Essas lembranças não são do pensamento, são do corpo, são dor física, nesses momentos o que eu tenho é um estômago queimando. No ônibus de viagem, foi um período em que eu já não queria
uma crença renovada para enfrentar o mundo, reconhecer-me diante das
coisas e entender onde eu estava, não, preferia o cinismo, uma
franqueza cretina. Eu, que
nunca fui um bêbado, que nunca fui de comida gordurosa, que cruzei a
infância com fama de menino tranquilo, distraído, alegre, bem
humorado, ploft, passei a sujeito preso numa caixa de
Omeprazol, com dicas para reconhecer excessos de ansiedade e
nervosismo, com exercícios de relaxamento e auto-controle para não
enfrentar crises de gastrite. O mundo e as pessoas não eram o que eu
queria ou esperava que fossem, me diziam, como se diz aos
adolescentes, aos jovens, aos adultos imaturos.
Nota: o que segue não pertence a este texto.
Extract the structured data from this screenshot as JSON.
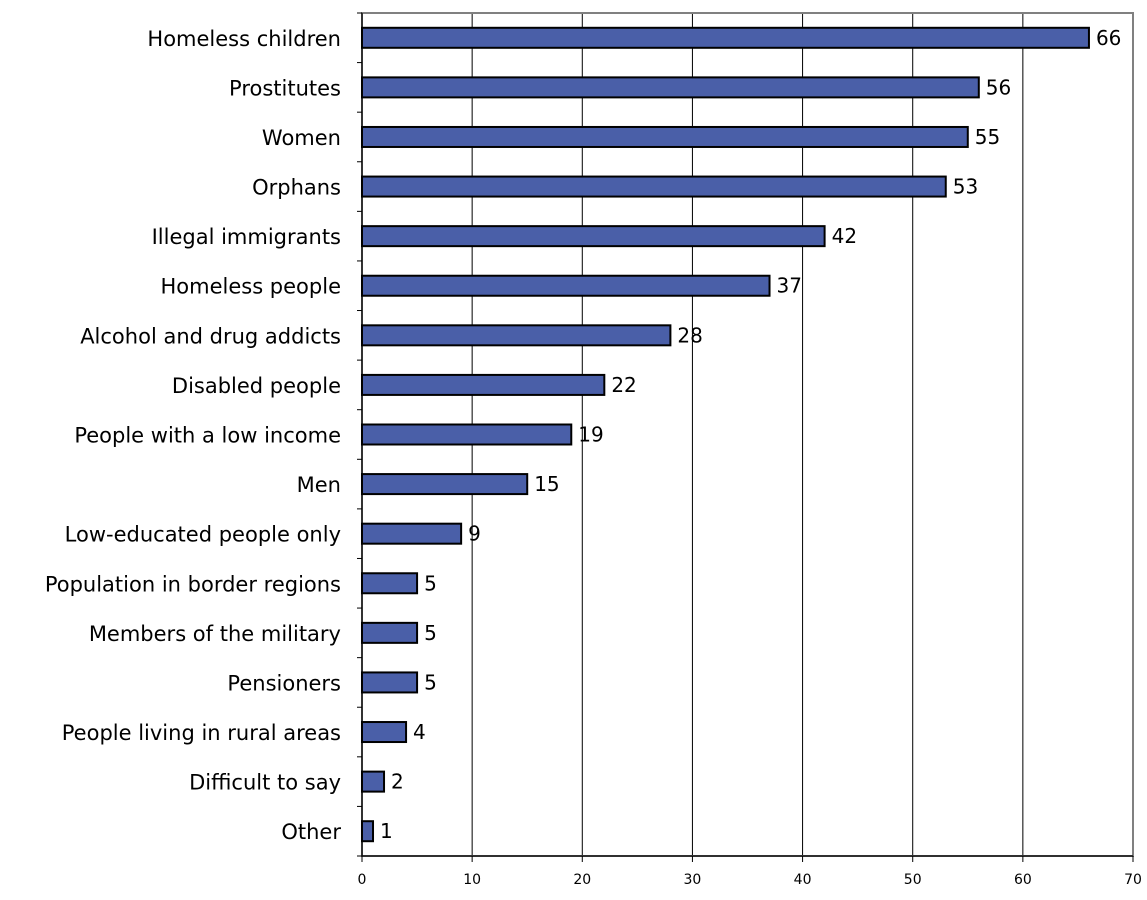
{
  "chart_data": {
    "type": "bar",
    "orientation": "horizontal",
    "title": "",
    "xlabel": "",
    "ylabel": "",
    "categories": [
      "Homeless children",
      "Prostitutes",
      "Women",
      "Orphans",
      "Illegal immigrants",
      "Homeless people",
      "Alcohol and drug addicts",
      "Disabled people",
      "People with a low income",
      "Men",
      "Low-educated people only",
      "Population in border regions",
      "Members of the military",
      "Pensioners",
      "People living in rural areas",
      "Difficult to say",
      "Other"
    ],
    "values": [
      66,
      56,
      55,
      53,
      42,
      37,
      28,
      22,
      19,
      15,
      9,
      5,
      5,
      5,
      4,
      2,
      1
    ],
    "xlim": [
      0,
      70
    ],
    "x_ticks": [
      0,
      10,
      20,
      30,
      40,
      50,
      60,
      70
    ],
    "data_labels": true,
    "grid": "vertical",
    "legend": "none",
    "bar_color": "#4A5FA8",
    "bar_edge_color": "#000000"
  }
}
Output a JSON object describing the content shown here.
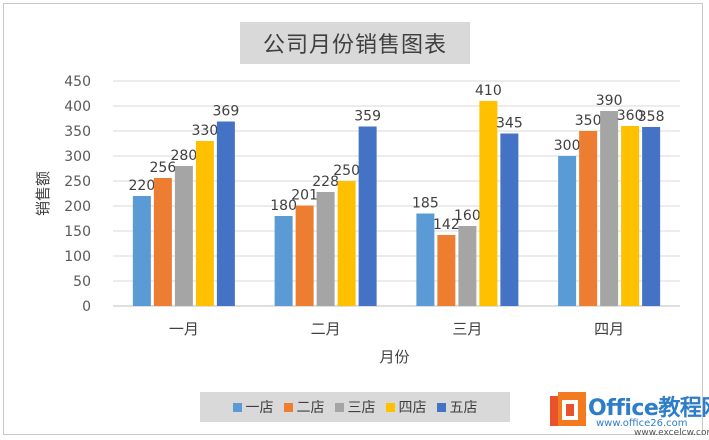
{
  "chart_data": {
    "type": "bar",
    "title": "公司月份销售图表",
    "xlabel": "月份",
    "ylabel": "销售额",
    "ylim": [
      0,
      450
    ],
    "yticks": [
      0,
      50,
      100,
      150,
      200,
      250,
      300,
      350,
      400,
      450
    ],
    "grid": true,
    "legend_position": "bottom",
    "categories": [
      "一月",
      "二月",
      "三月",
      "四月"
    ],
    "series": [
      {
        "name": "一店",
        "color": "#5b9bd5",
        "values": [
          220,
          180,
          185,
          300
        ]
      },
      {
        "name": "二店",
        "color": "#ed7d31",
        "values": [
          256,
          201,
          142,
          350
        ]
      },
      {
        "name": "三店",
        "color": "#a5a5a5",
        "values": [
          280,
          228,
          160,
          390
        ]
      },
      {
        "name": "四店",
        "color": "#ffc000",
        "values": [
          330,
          250,
          410,
          360
        ]
      },
      {
        "name": "五店",
        "color": "#4472c4",
        "values": [
          369,
          359,
          345,
          358
        ]
      }
    ]
  },
  "watermark": {
    "logo_icon": "office-logo-icon",
    "brand": "Office教程网",
    "url": "www.office26.com",
    "url2": "www.excelcw.com"
  }
}
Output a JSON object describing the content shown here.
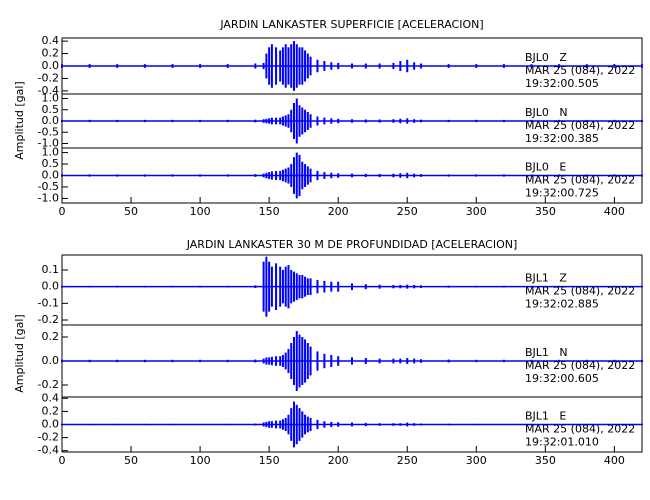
{
  "chart_data": [
    {
      "type": "trace",
      "title": "JARDIN LANKASTER SUPERFICIE [ACELERACION]",
      "y_label": "Amplitud [gal]",
      "xlim": [
        0,
        420
      ],
      "xticks": [
        0,
        50,
        100,
        150,
        200,
        250,
        300,
        350,
        400
      ],
      "x": [
        0,
        20,
        40,
        60,
        80,
        100,
        120,
        140,
        146,
        148,
        150,
        152,
        155,
        158,
        160,
        162,
        164,
        166,
        168,
        170,
        172,
        174,
        176,
        178,
        180,
        185,
        190,
        195,
        200,
        210,
        220,
        230,
        240,
        245,
        250,
        255,
        260,
        280,
        300,
        320,
        340,
        360,
        380,
        400,
        420
      ],
      "series": [
        {
          "name": "BJL0   Z",
          "date": "MAR 25 (084), 2022",
          "time": "19:32:00.505",
          "color": "#0000ff",
          "ylim": [
            -0.45,
            0.45
          ],
          "yticks": [
            -0.4,
            -0.2,
            {
              "value": 0,
              "label": "0.0"
            },
            0.2,
            0.4
          ],
          "values": [
            0.03,
            0.03,
            0.03,
            0.03,
            0.03,
            0.03,
            0.03,
            0.04,
            0.05,
            0.2,
            0.3,
            0.35,
            0.3,
            0.25,
            0.3,
            0.35,
            0.3,
            0.35,
            0.4,
            0.35,
            0.3,
            0.3,
            0.25,
            0.2,
            0.15,
            0.1,
            0.08,
            0.06,
            0.05,
            0.04,
            0.04,
            0.04,
            0.05,
            0.08,
            0.1,
            0.06,
            0.04,
            0.03,
            0.03,
            0.03,
            0.03,
            0.03,
            0.03,
            0.03,
            0.03
          ]
        },
        {
          "name": "BJL0   N",
          "date": "MAR 25 (084), 2022",
          "time": "19:32:00.385",
          "color": "#0000ff",
          "ylim": [
            -1.2,
            1.2
          ],
          "yticks": [
            {
              "value": -1,
              "label": "-1.0"
            },
            -0.5,
            {
              "value": 0,
              "label": "0.0"
            },
            0.5,
            {
              "value": 1,
              "label": "1.0"
            }
          ],
          "values": [
            0.05,
            0.05,
            0.05,
            0.05,
            0.05,
            0.05,
            0.05,
            0.06,
            0.08,
            0.1,
            0.12,
            0.15,
            0.15,
            0.15,
            0.2,
            0.25,
            0.3,
            0.5,
            0.8,
            1.0,
            0.7,
            0.6,
            0.5,
            0.4,
            0.3,
            0.2,
            0.15,
            0.12,
            0.1,
            0.08,
            0.07,
            0.07,
            0.08,
            0.1,
            0.12,
            0.08,
            0.06,
            0.05,
            0.05,
            0.05,
            0.05,
            0.05,
            0.05,
            0.05,
            0.05
          ]
        },
        {
          "name": "BJL0   E",
          "date": "MAR 25 (084), 2022",
          "time": "19:32:00.725",
          "color": "#0000ff",
          "ylim": [
            -1.2,
            1.2
          ],
          "yticks": [
            {
              "value": -1,
              "label": "-1.0"
            },
            -0.5,
            {
              "value": 0,
              "label": "0.0"
            },
            0.5,
            {
              "value": 1,
              "label": "1.0"
            }
          ],
          "values": [
            0.05,
            0.05,
            0.05,
            0.05,
            0.05,
            0.05,
            0.05,
            0.06,
            0.08,
            0.12,
            0.15,
            0.18,
            0.2,
            0.2,
            0.25,
            0.3,
            0.35,
            0.5,
            0.8,
            1.0,
            0.9,
            0.6,
            0.5,
            0.4,
            0.3,
            0.2,
            0.15,
            0.12,
            0.1,
            0.08,
            0.07,
            0.07,
            0.08,
            0.1,
            0.12,
            0.08,
            0.06,
            0.05,
            0.05,
            0.05,
            0.05,
            0.05,
            0.05,
            0.05,
            0.05
          ]
        }
      ]
    },
    {
      "type": "trace",
      "title": "JARDIN LANKASTER 30 M DE PROFUNDIDAD [ACELERACION]",
      "y_label": "Amplitud [gal]",
      "xlim": [
        0,
        420
      ],
      "xticks": [
        0,
        50,
        100,
        150,
        200,
        250,
        300,
        350,
        400
      ],
      "x": [
        0,
        20,
        40,
        60,
        80,
        100,
        120,
        140,
        146,
        148,
        150,
        152,
        155,
        158,
        160,
        162,
        164,
        166,
        168,
        170,
        172,
        174,
        176,
        178,
        180,
        185,
        190,
        195,
        200,
        210,
        220,
        230,
        240,
        245,
        250,
        255,
        260,
        280,
        300,
        320,
        340,
        360,
        380,
        400,
        420
      ],
      "series": [
        {
          "name": "BJL1   Z",
          "date": "MAR 25 (084), 2022",
          "time": "19:32:02.885",
          "color": "#0000ff",
          "ylim": [
            -0.23,
            0.19
          ],
          "yticks": [
            -0.2,
            -0.1,
            {
              "value": 0,
              "label": "0.0"
            },
            0.1
          ],
          "values": [
            0.005,
            0.005,
            0.005,
            0.005,
            0.005,
            0.005,
            0.005,
            0.008,
            0.15,
            0.18,
            0.15,
            0.12,
            0.14,
            0.12,
            0.1,
            0.12,
            0.13,
            0.1,
            0.09,
            0.08,
            0.07,
            0.07,
            0.06,
            0.05,
            0.05,
            0.04,
            0.035,
            0.03,
            0.03,
            0.02,
            0.015,
            0.012,
            0.01,
            0.01,
            0.012,
            0.01,
            0.008,
            0.006,
            0.005,
            0.005,
            0.005,
            0.005,
            0.005,
            0.005,
            0.005
          ]
        },
        {
          "name": "BJL1   N",
          "date": "MAR 25 (084), 2022",
          "time": "19:32:00.605",
          "color": "#0000ff",
          "ylim": [
            -0.3,
            0.3
          ],
          "yticks": [
            -0.2,
            {
              "value": 0,
              "label": "0.0"
            },
            0.2
          ],
          "values": [
            0.01,
            0.01,
            0.01,
            0.01,
            0.01,
            0.01,
            0.01,
            0.012,
            0.02,
            0.03,
            0.03,
            0.035,
            0.04,
            0.04,
            0.05,
            0.07,
            0.1,
            0.15,
            0.2,
            0.25,
            0.22,
            0.2,
            0.18,
            0.15,
            0.12,
            0.08,
            0.06,
            0.05,
            0.04,
            0.03,
            0.025,
            0.02,
            0.02,
            0.02,
            0.025,
            0.02,
            0.015,
            0.012,
            0.01,
            0.01,
            0.01,
            0.01,
            0.01,
            0.01,
            0.01
          ]
        },
        {
          "name": "BJL1   E",
          "date": "MAR 25 (084), 2022",
          "time": "19:32:01.010",
          "color": "#0000ff",
          "ylim": [
            -0.42,
            0.42
          ],
          "yticks": [
            -0.4,
            -0.2,
            {
              "value": 0,
              "label": "0.0"
            },
            0.2,
            0.4
          ],
          "values": [
            0.01,
            0.01,
            0.01,
            0.01,
            0.01,
            0.01,
            0.01,
            0.015,
            0.03,
            0.04,
            0.05,
            0.05,
            0.06,
            0.06,
            0.08,
            0.1,
            0.15,
            0.25,
            0.35,
            0.3,
            0.25,
            0.2,
            0.15,
            0.12,
            0.1,
            0.07,
            0.05,
            0.04,
            0.035,
            0.03,
            0.025,
            0.02,
            0.02,
            0.02,
            0.03,
            0.02,
            0.015,
            0.012,
            0.01,
            0.01,
            0.01,
            0.01,
            0.01,
            0.01,
            0.01
          ]
        }
      ]
    }
  ]
}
Não, mas já naquela
época, eu sabia que eu não era nada, que era apenas mais um, e
tampouco estive à procura de um caminho, de um lugar para ir, sabia
resignadamente que o que nos resta na vida é esmiuçar uma diversão
qualquer diante de tudo. Alguns diziam que eu precisava de fantasia e
imaginação para o meu realismo fatalista. Nos livros, para eles, eu
deveria encontrar um remédio. Que mundo.
Pois bem, hoje pouca coisa mudou, não saio sem comprimidos para o
caso de um ataque, mas paro e retiro do real-absurdo que me aparecer
as duas palavras que compõem a mesma expressão. Sonho com as
coisas, fragmentando-as, até que percam o lastro: como um sobrado azul de
portão branco, paredes arranhadas pelo tempo e jardim desgovernado,
quando eu tenho um chapéu também azul que me cobre o rosto, uma
máscara, enfeites e algum desconcerto, talvez revolta, encerrado aos pés de uma grande árvore que não entende o inverno. Encontro nas paredes do sobrado o número 183, mas queria que fosse o 44, não, o 77, e faço do que vejo combinações que me deem um 4 ou um 7 repetidos. Minto, só queria escrever.